Emerson Lake & Palmer ELP

EMERSON, LAKE & PALMER - Stars in the ring

By 1973, Emerson, Lake & Palmer had become established superstars. The three respected musicians had earned their first spurs at a very young age with The Nice, King Crimson and Atomic Rooster. As a band their star had risen three years earlier at the Isle-Of-Wight-Festival. From then on, ELPs, which were preceded by their reputation as the first supergroup, were really hyped, even if they were extremely polarized. While they celebrated some as innovative pioneers, reconciling rock with jazz and classical music, others accused them of megalomania, blown pathos and exuberant bombardment. The debut album with the truly unrepresentative hit "Lucky Man", the records "Trilogy" and "Tarkus" as well as the daring and famous Mussorgski adaptation "Pictures At An Exhibition" were bulky, but all successful. They had increased the fame of the group, which in their own words was more a community of interests than a band. Opposite eclipsed Greg Lake recently admitted: "We were never real friends".

Financial independence for further experiments

Their early fame brought ELP financial independence, with which they bought their artistic freedom. In their early days, they had sworn to create something completely new, unheard of, and not to be dissuaded by anyone. So ELP left their label Island in 1973 and founded their own label Manticore. Over the years, Keith Emerson's preference for complex song structures, jazz and classical influences had become more and more dominant and he had set the rough line. Lake, who thought "easier", went this way, even if he regretted this sometimes. So he is still convinced today that his acoustic ballad "Still... You Turn Me On" would have become a world hit like "Lucky Man" had Emerson and Palmer not vetoed a decoupling.

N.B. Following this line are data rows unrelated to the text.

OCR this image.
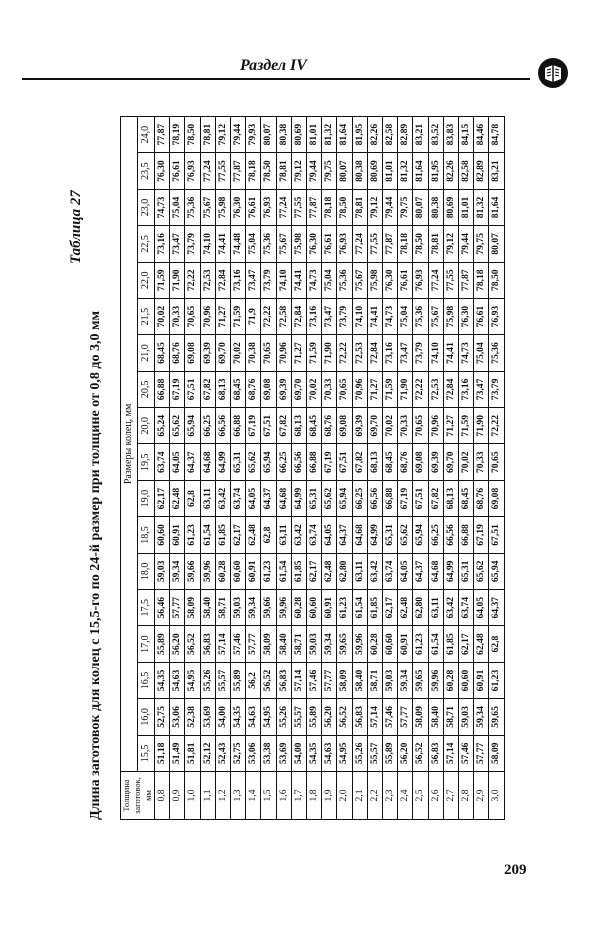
Раздел IV
Таблица 27
Длина заготовок для колец с 15,5-го по 24-й размер при толщине от 0,8 до 3,0 мм Толщина заготовок, мм	Размеры колец, мм																	
	15,5	16,0	16,5	17,0	17,5	18,0	18,5	19,0	19,5	20,0	20,5	21,0	21,5	22,0	22,5	23,0	23,5	24,0
0,8	51,18	52,75	54,35	55,89	56,46	59,03	60,60	62,17	63,74	65,24	66,88	68,45	70,02	71,59	73,16	74,73	76,30	77,87
0,9	51,49	53,06	54,63	56,20	57,77	59,34	60,91	62,48	64,05	65,62	67,19	68,76	70,33	71,90	73,47	75,04	76,61	78,19
1,0	51,81	52,38	54,95	56,52	58,09	59,66	61,23	62,8	64,37	65,94	67,51	69,08	70,65	72,22	73,79	75,36	76,93	78,50
1,1	52,12	53,69	55,26	56,83	58,40	59,96	61,54	63,11	64,68	66,25	67,82	69,39	70,96	72,53	74,10	75,67	77,24	78,81
1,2	52,43	54,00	55,57	57,14	58,71	60,28	61,85	63,42	64,99	66,56	68,13	69,70	71,27	72,84	74,41	75,98	77,55	79,12
1,3	52,75	54,35	55,89	57,46	59,03	60,60	62,17	63,74	65,31	66,88	68,45	70,02	71,59	73,16	74,48	76,30	77,87	79,44
1,4	53,06	54,63	56,2	57,77	59,34	60,91	62,48	64,05	65,62	67,19	68,76	70,38	71,9	73,47	75,04	76,61	78,18	79,93
1,5	53,38	54,95	56,52	58,09	59,66	61,23	62,8	64,37	65,94	67,51	69,08	70,65	72,22	73,79	75,36	76,93	78,50	80,07
1,6	53,69	55,26	56,83	58,40	59,96	61,54	63,11	64,68	66,25	67,82	69,39	70,96	72,58	74,10	75,67	77,24	78,81	80,38
1,7	54,00	55,57	57,14	58,71	60,28	61,85	63,42	64,99	66,56	68,13	69,70	71,27	72,84	74,41	75,98	77,55	79,12	80,69
1,8	54,35	55,89	57,46	59,03	60,60	62,17	63,74	65,31	66,88	68,45	70,02	71,59	73,16	74,73	76,30	77,87	79,44	81,01
1,9	54,63	56,20	57,77	59,34	60,91	62,48	64,05	65,62	67,19	68,76	70,33	71,90	73,47	75,04	76,61	78,18	79,75	81,32
2,0	54,95	56,52	58,09	59,65	61,23	62,80	64,37	65,94	67,51	69,08	70,65	72,22	73,79	75,36	76,93	78,50	80,07	81,64
2,1	55,26	56,83	58,40	59,96	61,54	63,11	64,68	66,25	67,82	69,39	70,96	72,53	74,10	75,67	77,24	78,81	80,38	81,95
2,2	55,57	57,14	58,71	60,28	61,85	63,42	64,99	66,56	68,13	69,70	71,27	72,84	74,41	75,98	77,55	79,12	80,69	82,26
2,3	55,89	57,46	59,03	60,60	62,17	63,74	65,31	66,88	68,45	70,02	71,59	73,16	74,73	76,30	77,87	79,44	81,01	82,58
2,4	56,20	57,77	59,34	60,91	62,48	64,05	65,62	67,19	68,76	70,33	71,90	73,47	75,04	76,61	78,18	79,75	81,32	82,89
2,5	56,52	58,09	59,65	61,23	62,80	64,37	65,94	67,51	69,08	70,65	72,22	73,79	75,36	76,93	78,50	80,07	81,64	83,21
2,6	56,83	58,40	59,96	61,54	63,11	64,68	66,25	67,82	69,39	70,96	72,53	74,10	75,67	77,24	78,81	80,38	81,95	83,52
2,7	57,14	58,71	60,28	61,85	63,42	64,99	66,56	68,13	69,70	71,27	72,84	74,41	75,98	77,55	79,12	80,69	82,26	83,83
2,8	57,46	59,03	60,60	62,17	63,74	65,31	66,88	68,45	70,02	71,59	73,16	74,73	76,30	77,87	79,44	81,01	82,58	84,15
2,9	57,77	59,34	60,91	62,48	64,05	65,62	67,19	68,76	70,33	71,90	73,47	75,04	76,61	78,18	79,75	81,32	82,89	84,46
3,0	58,09	59,65	61,23	62,8	64,37	65,94	67,51	69,08	70,65	72,22	73,79	75,36	76,93	78,50	80,07	81,64	83,21	84,78
209
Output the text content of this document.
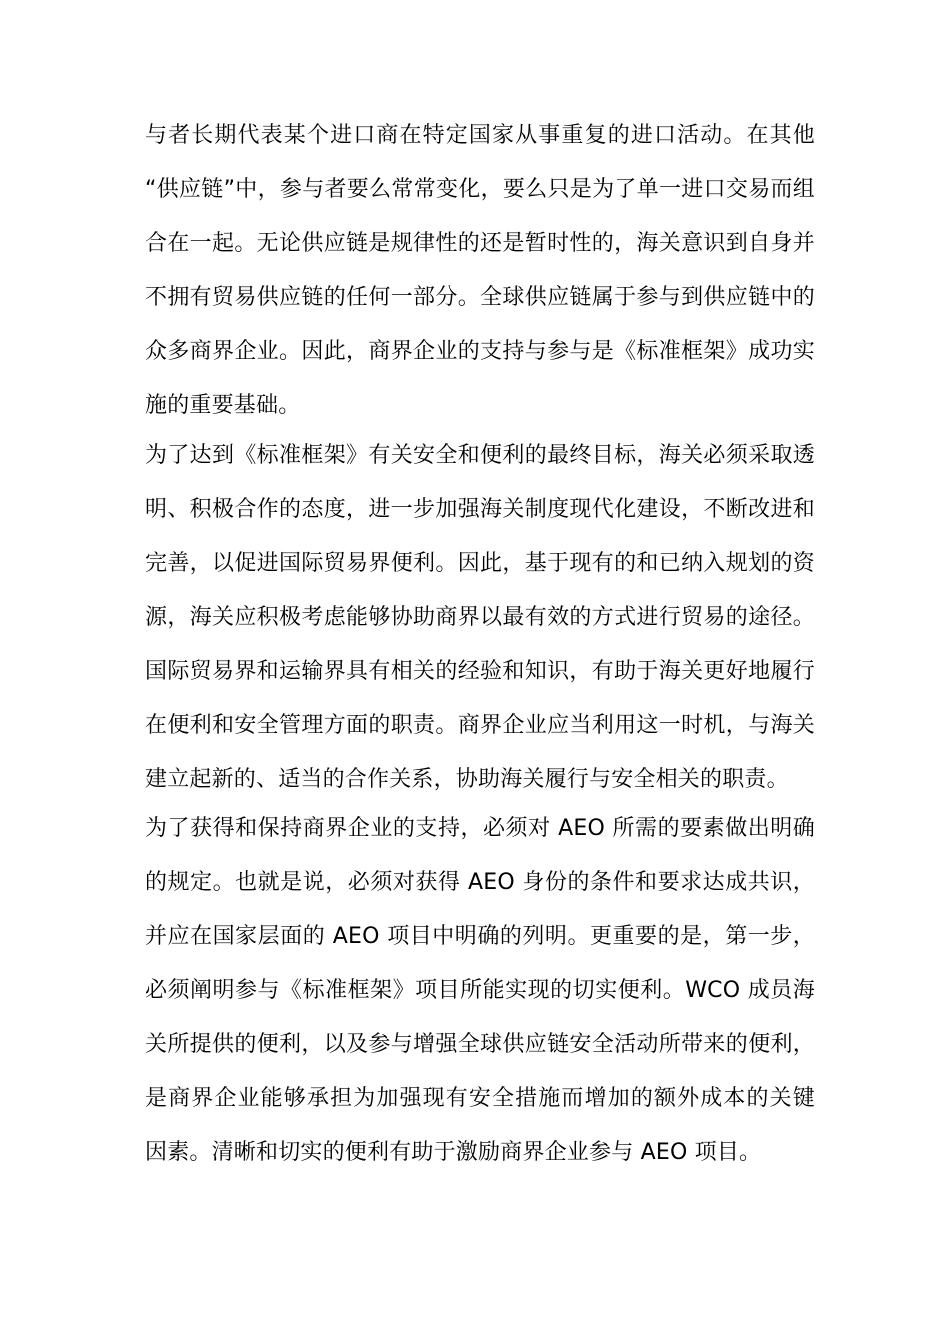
与者长期代表某个进口商在特定国家从事重复的进口活动。在其他
“供应链”中，参与者要么常常变化，要么只是为了单一进口交易而组
合在一起。无论供应链是规律性的还是暂时性的，海关意识到自身并
不拥有贸易供应链的任何一部分。全球供应链属于参与到供应链中的
众多商界企业。因此，商界企业的支持与参与是《标准框架》成功实
施的重要基础。
为了达到《标准框架》有关安全和便利的最终目标，海关必须采取透
明、积极合作的态度，进一步加强海关制度现代化建设，不断改进和
完善，以促进国际贸易界便利。因此，基于现有的和已纳入规划的资
源，海关应积极考虑能够协助商界以最有效的方式进行贸易的途径。
国际贸易界和运输界具有相关的经验和知识，有助于海关更好地履行
在便利和安全管理方面的职责。商界企业应当利用这一时机，与海关
建立起新的、适当的合作关系，协助海关履行与安全相关的职责。
为了获得和保持商界企业的支持，必须对 AEO 所需的要素做出明确
的规定。也就是说，必须对获得 AEO 身份的条件和要求达成共识，
并应在国家层面的 AEO 项目中明确的列明。更重要的是，第一步，
必须阐明参与《标准框架》项目所能实现的切实便利。WCO 成员海
关所提供的便利，以及参与增强全球供应链安全活动所带来的便利，
是商界企业能够承担为加强现有安全措施而增加的额外成本的关键
因素。清晰和切实的便利有助于激励商界企业参与 AEO 项目。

Lake was satisfied, and so the development on the new LP found its logical continuation. Unlike "Trilogy", which had been recorded with many overdubs, this time the material should be liveable. To guarantee this, the band bought a cinema in Fulham without further ado, where the sessions took place from then on. In May, the trio had already spent a week in the studio in Paris, now the finishing touches were done. Palmer remembers: "We put more time and energy into this album than into any other record. Nothing went fast. It was a really very tedious, complicated process - a bit like building a house brick by brick, and when you finally finish a wall, it collapses again." Looking back, he sees ELP 1973 at the peak of their creative power: "We have never topped this band phase again. I think if you had to pick out an album that should be called our 'masterpiece' it would be 'Brain Salad Surgery'. For me, it was our Sgt. Pepper moment."

Keith Emerson, who died in March, also saw it this way: "We noticed that we needed time to realize what we really wanted. And I think it's been worth it because a lot of Brain Salad Surgery are among the best we've ever done." This assessment is all the more astonishing as hardly anyone has ever spoken of a homogeneous album in this work - not even the musicians themselves. Because it unites seemingly incompatible, namely five tracks that could hardly be more different.

Lest mehr im eclipsed Nr. 185 (November 2016).